If the Bank of England is right, Britain is on course for its strongest annual growth since 1941 – the year of Pearl Harbor and Hitler’s invasion of Russia.
The latest forecasts from Threadneedle Street are stronger in every respect than those it came up with three months ago: the hit to growth during the first-quarter lockdown has been less severe, the bounce back will be more rapid, and the peak in unemployment will be significantly lower.
This represents a classic V-shaped recession – a deep plunge in output followed by a fast recovery. It took half a decade for national output to regain its pre-crisis peak after the financial crash of 2008, but this time it will do so in less than two years. That, as the Bank’s governor, Andrew Bailey, pointed out is “very good news” because it means fewer people lose their jobs and fewer businesses go bust.

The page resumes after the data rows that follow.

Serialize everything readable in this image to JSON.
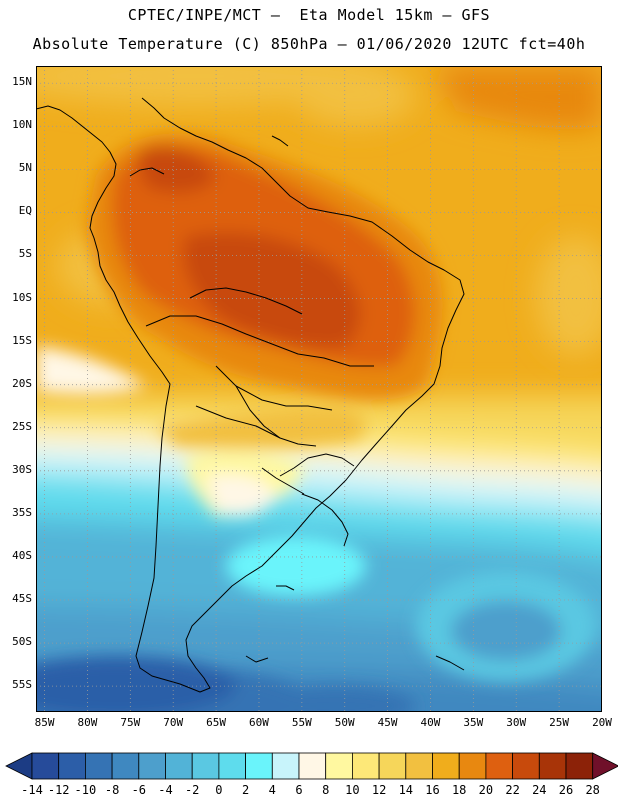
{
  "header": {
    "title_line1": "CPTEC/INPE/MCT –  Eta Model 15km – GFS",
    "title_line2": "Absolute Temperature (C) 850hPa – 01/06/2020 12UTC fct=40h"
  },
  "map": {
    "lat_labels": [
      "15N",
      "10N",
      "5N",
      "EQ",
      "5S",
      "10S",
      "15S",
      "20S",
      "25S",
      "30S",
      "35S",
      "40S",
      "45S",
      "50S",
      "55S"
    ],
    "lon_labels": [
      "85W",
      "80W",
      "75W",
      "70W",
      "65W",
      "60W",
      "55W",
      "50W",
      "45W",
      "40W",
      "35W",
      "30W",
      "25W",
      "20W"
    ],
    "lat_values": [
      15,
      10,
      5,
      0,
      -5,
      -10,
      -15,
      -20,
      -25,
      -30,
      -35,
      -40,
      -45,
      -50,
      -55
    ],
    "lon_values": [
      -85,
      -80,
      -75,
      -70,
      -65,
      -60,
      -55,
      -50,
      -45,
      -40,
      -35,
      -30,
      -25,
      -20
    ],
    "lat_range": [
      -58,
      17
    ],
    "lon_range": [
      -86,
      -20
    ],
    "grid_color": "#9a9a9a",
    "coast_color": "#000000"
  },
  "colorbar": {
    "labels": [
      "-14",
      "-12",
      "-10",
      "-8",
      "-6",
      "-4",
      "-2",
      "0",
      "2",
      "4",
      "6",
      "8",
      "10",
      "12",
      "14",
      "16",
      "18",
      "20",
      "22",
      "24",
      "26",
      "28"
    ],
    "colors": [
      "#264b9a",
      "#2c5ea8",
      "#3573b4",
      "#3f88c0",
      "#4d9fcc",
      "#52b3d7",
      "#5ac8e2",
      "#5edced",
      "#6af4fb",
      "#c8f4fb",
      "#fff7e6",
      "#fff8a0",
      "#fde878",
      "#f6d65a",
      "#f2c040",
      "#f0ad1c",
      "#e88810",
      "#de6010",
      "#c84a0c",
      "#a83408",
      "#8c2208"
    ],
    "under_color": "#1c3c84",
    "over_color": "#70102a"
  }
}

There are a number of reasons why the Bank has upgraded its forecasts. Businesses have learned how to operate during lockdowns, meaning the fall in GDP during the first quarter is now expected to be 1.5% rather than 4%.
The success of the NHS’s vaccine programme will allow restrictions to be lifted earlier than the Bank previously envisaged and it now expects a bigger proportion of the excess savings accumulated during the past year to be spent. In February, it was forecasting that 5% of an £125bn would be spent; it has now raised that estimate to 10% of £200bn.

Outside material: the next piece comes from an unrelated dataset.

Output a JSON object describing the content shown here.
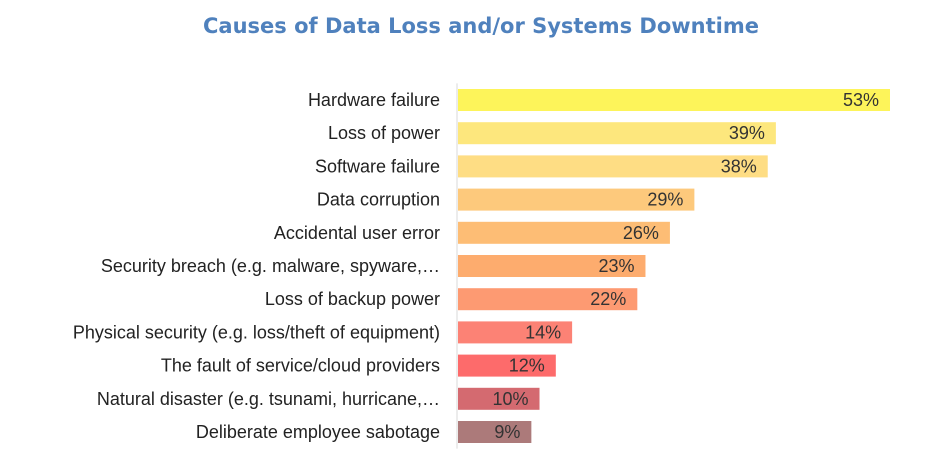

The really big change over the past three months has been the result of the budget decision to extend the furlough scheme from April to September. As things stood in February, the Bank could see a situation where wage support was ended before restrictions had been lifted, leading to workers in sectors such as hospitality and leisure facing a spell of unemployment before finding a new job. It now thinks that will largely be avoided, which is why its forecast for the unemployment peak has been cut sharply – from 7.75% to 5.5%.
The 7%-plus growth this year will take the economy back to where it was in the fourth quarter of 2019. That still represents two years of lost output, even though Bailey and the chancellor, Rishi Sunak, would have been delighted at such an outcome when the economy went into its third lockdown just after Christmas.
The Bank does not see this as the start of a golden period for the economy. After catching up lost ground in 2021, growth will still be relatively swift at 5.75% next year but then slows to 1.25% in 2023.
Stronger-than-expected growth in the short-term means the Bank will not have to resort to negative interest rates, but a rise in official borrowing costs still looks some way off, at least for now.
The Bank says any increase in inflation as the economy fully emerges from hibernation will be temporary, but there are two risks to its forecast. The first is that it is underestimating the number of firms that will go under as state support is withdrawn later this year. The other is that surprising strong growth will be followed by surprisingly strong inflation as supply struggles to match demand.